Vorerst sieht es so aus, als hätte die Kanzlerin die Regierungschefs der anderen Euro-Länder von einer Schuldenbremse überzeugen können.

Ungewollt zollte selbst die rot-grüne Opposition der Kanzlerin ihren Respekt für den Verhandlungserfolg beim jüngsten Euro-Gipfel: Die beckmesserische Kritik von Sigmar Gabriel bis Jürgen Trittin drückte pure Hilflosigkeit aus.

Vor allem der Kern ihrer Attacke kann nicht überzeugen: Angela Merkel habe die Krise verschärft, indem sie viel zu lange mit den dringend notwendigen Hilfen für die wankenden Schuldenstaaten gezögert habe. Die Wahrheit liegt eher im Gegenteil: Erst als Rating-Agenturen und Anleger ihnen die glühenden Eisen (Herabstufung der Bonität, Forderung nach immer höheren Zinsen) gezeigt hatten, fanden sich die Regierungen bereit, sich Stabilitätsforderungen zu beugen, ohne welche alle weiteren Hilfsmilliarden nur versickerten.

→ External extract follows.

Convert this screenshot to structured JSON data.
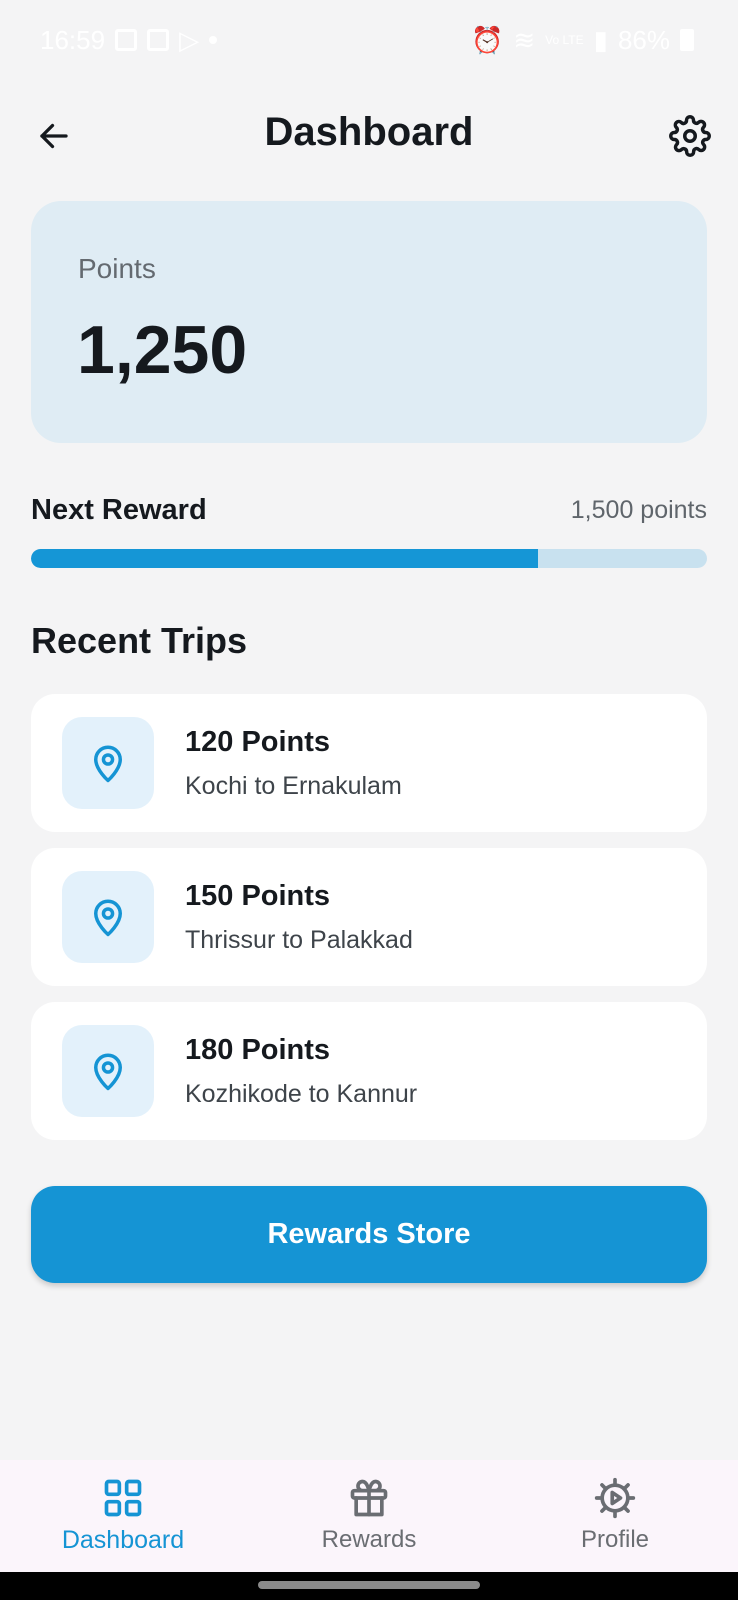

Bei aller Anerkennung für das unbestreitbare Verhandlungsgeschick der Kanzlerin blieben die Reaktionen aus der Fachwelt jedoch verhalten. Hat Berlin womöglich abermals nur feste Versprechen gemacht, für die Deutschland im Gegenzug nur vage Zusagen erhielt?

Der Handel von Brüssel lautet: Die Krisenländer verpflichten sich, nationale Schuldenbremsen einzuführen und sich einer Haushaltsaufsicht samt „automatischer“ Strafen im Falle der Verfehlung auszusetzen. Hier beginnt das Problem: Der angebliche „Automatismus“ funktioniert bestenfalls halbautomatisch. Mit einer „qualifizierten“ Mehrheit können Strafverfahren gegen Schuldensünder noch immer auf europäischer Ebene gestoppt werden. Doch am Beispiel der Europäischen Zentralbank zeigt sich längst, wer die Mehrheit in der Euro-Zone hat – und beherzt ausübt: die ehemaligen Weich- währungsländer mit der lockeren Disziplin.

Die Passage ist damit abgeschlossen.